History, meanwhile, esteems India as well given that the team enjoy a superior head-to-head record with six wins out of eight. All those figures, however, will be put to rest once the players take the field. Taking on Afghanistan won’t be a cakewalk, to say the least, and now that the team is without a few of their first team members, the sense of panic might compound the Indian camp.

Lack of defensive structure

India’s defensive structure has taken a big hit since Sandesh Jhingan’s absence. That 26-year-old, who is recovering from a knee injury, has been a rock-solid presence for the team and his unavailability deemed evident particularly against Bangladesh, who enjoyed regular forays during the course of 90 minutes.

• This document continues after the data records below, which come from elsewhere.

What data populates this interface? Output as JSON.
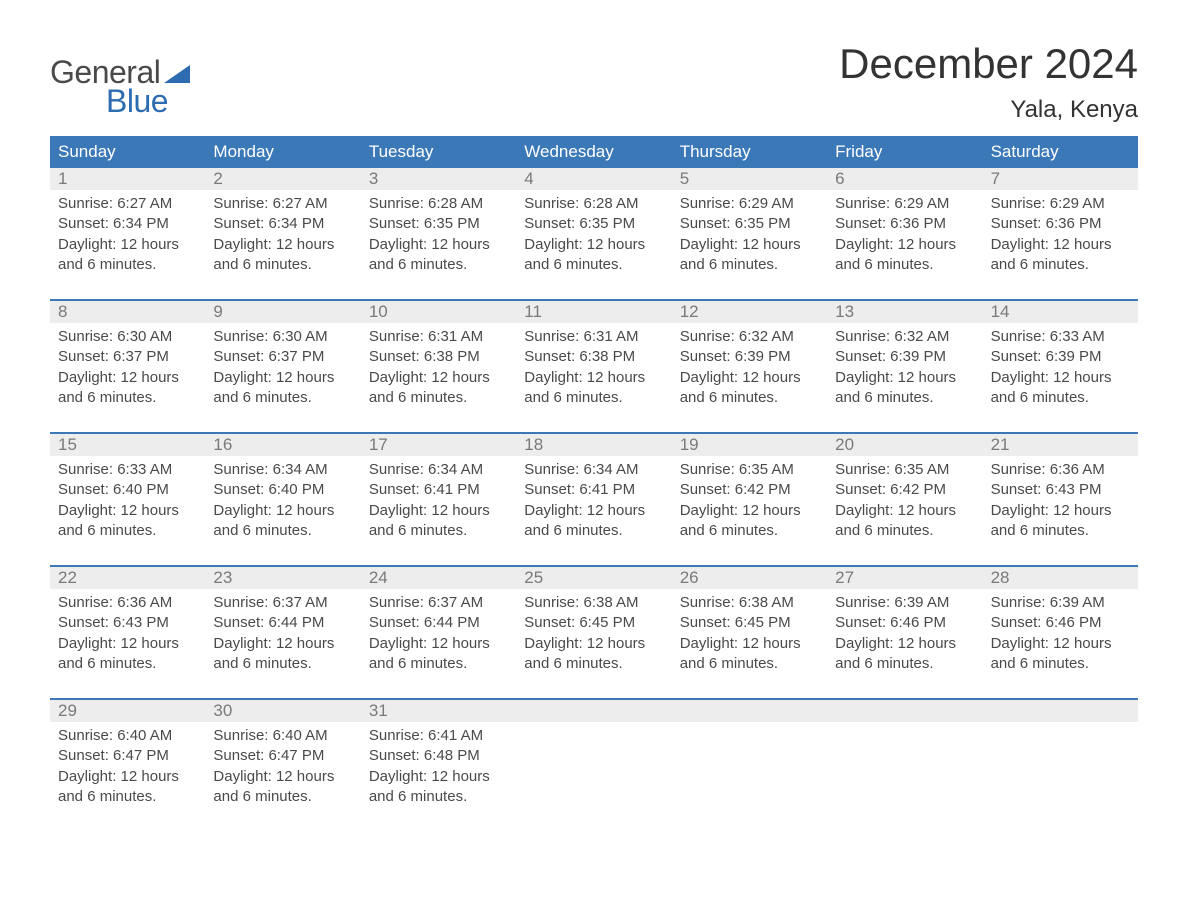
{
  "logo": {
    "general": "General",
    "blue": "Blue",
    "sail_color": "#2d6cb0"
  },
  "title": "December 2024",
  "location": "Yala, Kenya",
  "colors": {
    "header_bg": "#3b78b8",
    "header_text": "#ffffff",
    "daynum_bg": "#ededed",
    "daynum_text": "#7a7a7a",
    "body_text": "#4a4a4a",
    "separator": "#3b78b8",
    "logo_gray": "#4a4a4a",
    "logo_blue": "#2d6cb0"
  },
  "day_headers": [
    "Sunday",
    "Monday",
    "Tuesday",
    "Wednesday",
    "Thursday",
    "Friday",
    "Saturday"
  ],
  "weeks": [
    [
      {
        "n": "1",
        "sr": "6:27 AM",
        "ss": "6:34 PM",
        "dl": "12 hours and 6 minutes."
      },
      {
        "n": "2",
        "sr": "6:27 AM",
        "ss": "6:34 PM",
        "dl": "12 hours and 6 minutes."
      },
      {
        "n": "3",
        "sr": "6:28 AM",
        "ss": "6:35 PM",
        "dl": "12 hours and 6 minutes."
      },
      {
        "n": "4",
        "sr": "6:28 AM",
        "ss": "6:35 PM",
        "dl": "12 hours and 6 minutes."
      },
      {
        "n": "5",
        "sr": "6:29 AM",
        "ss": "6:35 PM",
        "dl": "12 hours and 6 minutes."
      },
      {
        "n": "6",
        "sr": "6:29 AM",
        "ss": "6:36 PM",
        "dl": "12 hours and 6 minutes."
      },
      {
        "n": "7",
        "sr": "6:29 AM",
        "ss": "6:36 PM",
        "dl": "12 hours and 6 minutes."
      }
    ],
    [
      {
        "n": "8",
        "sr": "6:30 AM",
        "ss": "6:37 PM",
        "dl": "12 hours and 6 minutes."
      },
      {
        "n": "9",
        "sr": "6:30 AM",
        "ss": "6:37 PM",
        "dl": "12 hours and 6 minutes."
      },
      {
        "n": "10",
        "sr": "6:31 AM",
        "ss": "6:38 PM",
        "dl": "12 hours and 6 minutes."
      },
      {
        "n": "11",
        "sr": "6:31 AM",
        "ss": "6:38 PM",
        "dl": "12 hours and 6 minutes."
      },
      {
        "n": "12",
        "sr": "6:32 AM",
        "ss": "6:39 PM",
        "dl": "12 hours and 6 minutes."
      },
      {
        "n": "13",
        "sr": "6:32 AM",
        "ss": "6:39 PM",
        "dl": "12 hours and 6 minutes."
      },
      {
        "n": "14",
        "sr": "6:33 AM",
        "ss": "6:39 PM",
        "dl": "12 hours and 6 minutes."
      }
    ],
    [
      {
        "n": "15",
        "sr": "6:33 AM",
        "ss": "6:40 PM",
        "dl": "12 hours and 6 minutes."
      },
      {
        "n": "16",
        "sr": "6:34 AM",
        "ss": "6:40 PM",
        "dl": "12 hours and 6 minutes."
      },
      {
        "n": "17",
        "sr": "6:34 AM",
        "ss": "6:41 PM",
        "dl": "12 hours and 6 minutes."
      },
      {
        "n": "18",
        "sr": "6:34 AM",
        "ss": "6:41 PM",
        "dl": "12 hours and 6 minutes."
      },
      {
        "n": "19",
        "sr": "6:35 AM",
        "ss": "6:42 PM",
        "dl": "12 hours and 6 minutes."
      },
      {
        "n": "20",
        "sr": "6:35 AM",
        "ss": "6:42 PM",
        "dl": "12 hours and 6 minutes."
      },
      {
        "n": "21",
        "sr": "6:36 AM",
        "ss": "6:43 PM",
        "dl": "12 hours and 6 minutes."
      }
    ],
    [
      {
        "n": "22",
        "sr": "6:36 AM",
        "ss": "6:43 PM",
        "dl": "12 hours and 6 minutes."
      },
      {
        "n": "23",
        "sr": "6:37 AM",
        "ss": "6:44 PM",
        "dl": "12 hours and 6 minutes."
      },
      {
        "n": "24",
        "sr": "6:37 AM",
        "ss": "6:44 PM",
        "dl": "12 hours and 6 minutes."
      },
      {
        "n": "25",
        "sr": "6:38 AM",
        "ss": "6:45 PM",
        "dl": "12 hours and 6 minutes."
      },
      {
        "n": "26",
        "sr": "6:38 AM",
        "ss": "6:45 PM",
        "dl": "12 hours and 6 minutes."
      },
      {
        "n": "27",
        "sr": "6:39 AM",
        "ss": "6:46 PM",
        "dl": "12 hours and 6 minutes."
      },
      {
        "n": "28",
        "sr": "6:39 AM",
        "ss": "6:46 PM",
        "dl": "12 hours and 6 minutes."
      }
    ],
    [
      {
        "n": "29",
        "sr": "6:40 AM",
        "ss": "6:47 PM",
        "dl": "12 hours and 6 minutes."
      },
      {
        "n": "30",
        "sr": "6:40 AM",
        "ss": "6:47 PM",
        "dl": "12 hours and 6 minutes."
      },
      {
        "n": "31",
        "sr": "6:41 AM",
        "ss": "6:48 PM",
        "dl": "12 hours and 6 minutes."
      },
      null,
      null,
      null,
      null
    ]
  ],
  "labels": {
    "sunrise": "Sunrise: ",
    "sunset": "Sunset: ",
    "daylight": "Daylight: "
  }
}
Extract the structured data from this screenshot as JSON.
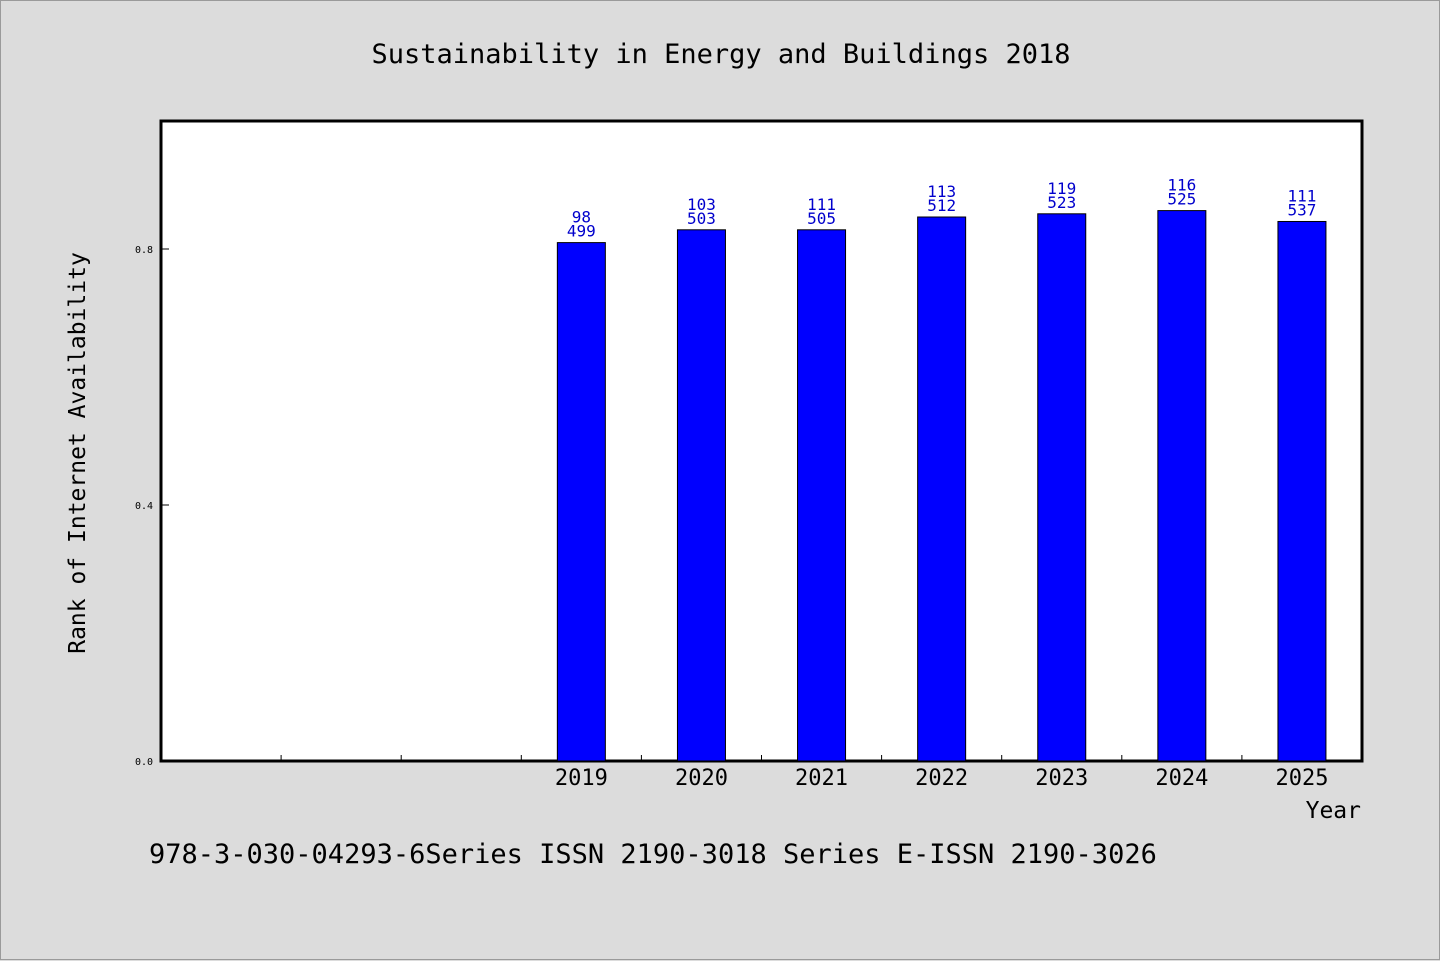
{
  "chart_data": {
    "type": "bar",
    "title": "Sustainability in Energy and Buildings 2018",
    "xlabel": "Year",
    "ylabel": "Rank of Internet Availability",
    "footer": "978-3-030-04293-6Series ISSN 2190-3018 Series E-ISSN 2190-3026",
    "ylim": [
      0.0,
      1.0
    ],
    "yticks": [
      "0.0",
      "0.4",
      "0.8"
    ],
    "categories": [
      "",
      "",
      "",
      "2019",
      "2020",
      "2021",
      "2022",
      "2023",
      "2024",
      "2025"
    ],
    "values": [
      null,
      null,
      null,
      0.81,
      0.83,
      0.83,
      0.85,
      0.855,
      0.86,
      0.843
    ],
    "label_top": [
      null,
      null,
      null,
      "98",
      "103",
      "111",
      "113",
      "119",
      "116",
      "111"
    ],
    "label_bottom": [
      null,
      null,
      null,
      "499",
      "503",
      "505",
      "512",
      "523",
      "525",
      "537"
    ],
    "bar_color": "#0000ff",
    "label_color": "#0000cc",
    "background_color": "#dcdcdc",
    "plot_color": "#ffffff",
    "grid": false,
    "legend": "none"
  }
}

Another worry for Stimac is the absence of Anas Edathodika, who recently travelled back home due to his mother’s sudden demise. So now Stimac needs to figure out who amongst Narender Gahlot and Sarthak Golui will partner Adil Khan in the central defence. But then again, injuries are something that every manager deals with and there’re absolutely no excuses for it.

Challenging conditions

“The climatic condition in Dushanbe is very different from what we have experienced in India at this time. It’s very cold and mercury level drops to closer to sub-zero,” Stimac told PTI in an interview on Tuesday.

Indian teams and clubs have struggled to make an impact in Dushanbe over the years and the climatic conditions have certainly played a bit part at it. The last Indian team to have played at the venue was Bengaluru FC, who locked horns with Istiklol, and the team squared up on the losing side.

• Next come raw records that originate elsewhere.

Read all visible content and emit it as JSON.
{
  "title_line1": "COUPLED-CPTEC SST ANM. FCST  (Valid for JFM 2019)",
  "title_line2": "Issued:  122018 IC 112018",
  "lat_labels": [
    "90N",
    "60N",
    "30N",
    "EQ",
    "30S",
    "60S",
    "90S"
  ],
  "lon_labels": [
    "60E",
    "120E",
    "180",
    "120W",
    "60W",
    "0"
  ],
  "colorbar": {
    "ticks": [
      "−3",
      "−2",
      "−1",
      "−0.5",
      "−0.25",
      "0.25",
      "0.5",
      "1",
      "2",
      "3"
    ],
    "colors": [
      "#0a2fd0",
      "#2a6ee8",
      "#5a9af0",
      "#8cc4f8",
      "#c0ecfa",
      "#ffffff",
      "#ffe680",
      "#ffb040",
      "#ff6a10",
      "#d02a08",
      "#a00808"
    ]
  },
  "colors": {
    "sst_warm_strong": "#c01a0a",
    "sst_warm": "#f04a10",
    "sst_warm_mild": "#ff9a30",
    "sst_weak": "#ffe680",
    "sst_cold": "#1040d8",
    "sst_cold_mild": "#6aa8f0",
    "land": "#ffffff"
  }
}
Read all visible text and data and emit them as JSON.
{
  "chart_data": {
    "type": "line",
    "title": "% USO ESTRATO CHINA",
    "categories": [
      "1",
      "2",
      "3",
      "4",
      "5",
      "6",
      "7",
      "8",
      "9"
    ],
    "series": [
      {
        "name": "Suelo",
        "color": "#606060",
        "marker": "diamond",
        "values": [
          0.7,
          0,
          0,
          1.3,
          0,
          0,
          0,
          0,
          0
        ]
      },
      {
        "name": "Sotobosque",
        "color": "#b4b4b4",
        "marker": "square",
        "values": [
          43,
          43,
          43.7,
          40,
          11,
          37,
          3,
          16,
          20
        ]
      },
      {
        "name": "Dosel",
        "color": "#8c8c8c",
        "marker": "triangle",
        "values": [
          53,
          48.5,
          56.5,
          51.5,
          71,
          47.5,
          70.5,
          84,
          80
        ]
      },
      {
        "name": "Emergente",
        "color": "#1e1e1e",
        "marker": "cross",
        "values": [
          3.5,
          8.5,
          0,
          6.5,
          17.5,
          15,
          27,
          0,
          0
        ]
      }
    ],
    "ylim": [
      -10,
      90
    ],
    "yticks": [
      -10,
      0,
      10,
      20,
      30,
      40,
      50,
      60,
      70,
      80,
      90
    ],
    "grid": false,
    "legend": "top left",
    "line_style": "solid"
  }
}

However, the weather is not the only concern troubling the Indian team. The match, as it turns out, is set to be played on an unfamiliar astroturf, something which the Indian is certainly not used to. But given that the available players are now in full shape – with as many as 20 Indian Super League fixtures being played – there is no margin for error from hereon.

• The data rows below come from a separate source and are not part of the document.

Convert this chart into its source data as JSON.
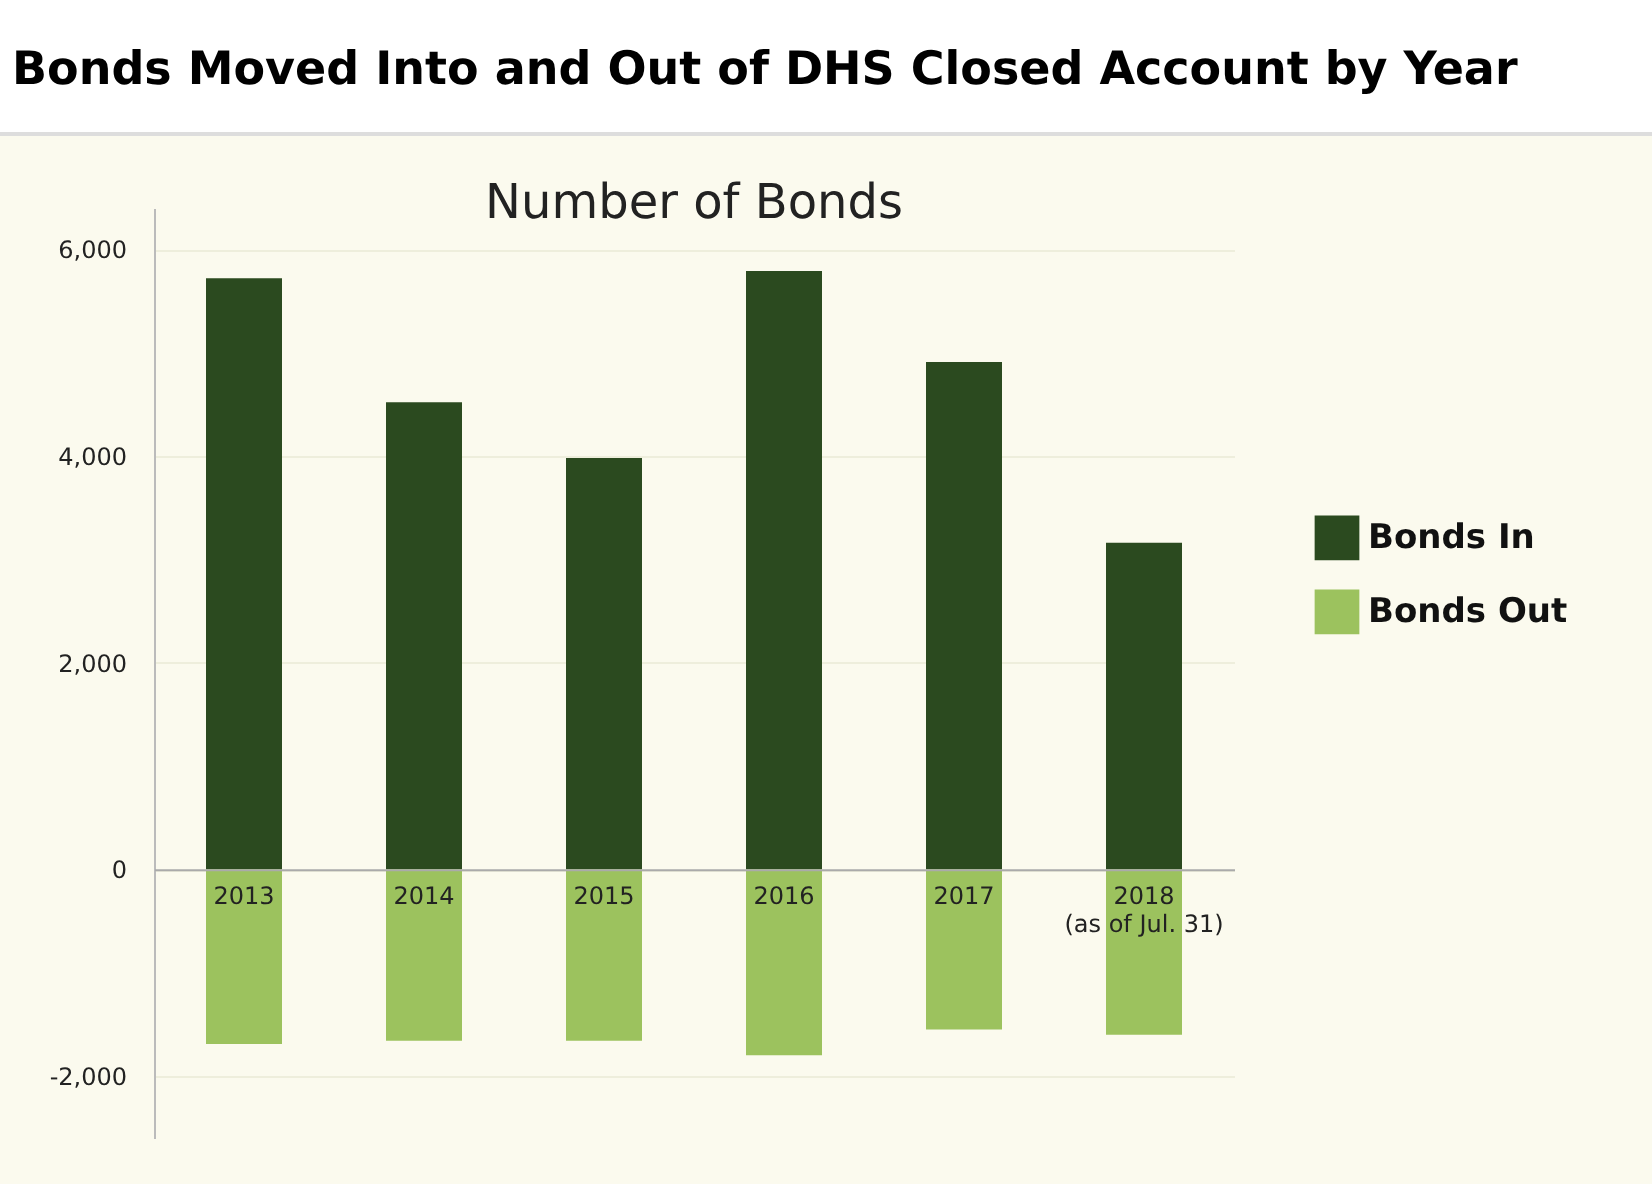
{
  "chart_data": {
    "type": "bar",
    "title": "Bonds Moved Into and Out of DHS Closed Account by Year",
    "subtitle": "Number of Bonds",
    "categories": [
      "2013",
      "2014",
      "2015",
      "2016",
      "2017",
      "2018\n(as of Jul. 31)"
    ],
    "series": [
      {
        "name": "Bonds In",
        "color": "#2b4a1f",
        "values": [
          5720,
          4520,
          3980,
          5790,
          4910,
          3160
        ]
      },
      {
        "name": "Bonds Out",
        "color": "#9cc25e",
        "values": [
          -1690,
          -1660,
          -1660,
          -1800,
          -1550,
          -1600
        ]
      }
    ],
    "stacked": true,
    "ylim": [
      -2600,
      6400
    ],
    "yticks": [
      {
        "value": -2000,
        "label": "-2,000"
      },
      0,
      {
        "value": 2000,
        "label": "2,000"
      },
      {
        "value": 4000,
        "label": "4,000"
      },
      {
        "value": 6000,
        "label": "6,000"
      }
    ],
    "grid": "y",
    "legend": "right"
  }
}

An unpredictable opponent:

Afghanistan, despite coming on the back of a 3-0 hammering at the hands of Oman, remain one of the most unpredictable units of the tournament. Cruising high on momentum, the Afghans are used to an extremely rigid style of play. The players use their brute and physical strength to trouble their opponent and this is something that the Indian team needs to keep a track of.

As for India, the team has only scored two goals in their last three games and Stimac will be hoping the likes of Ashique Kuruniyan, Brandon Fernandes and Manvir Singh step up to the chase in order to ease the pressure off captain Sunil Chhetri, who himself has struggled to find the net in ISL.

Stimac will have no excuse if his team end up on the losing side, as the Indian Super League has provided enough match practice, and there certainly aren’t any tired legs.

“We have improved a lot since our first game (against Oman),” Stimac added during his interview. “We can show what we are capable of without our key players sometimes (defender Sandesh Jhingan and midfielder Rowlin Borges). The result against Afghanistan in Dushanbe will have a major impact on the entire team. A win will boost our confidence by manifold before we head to Muscat.”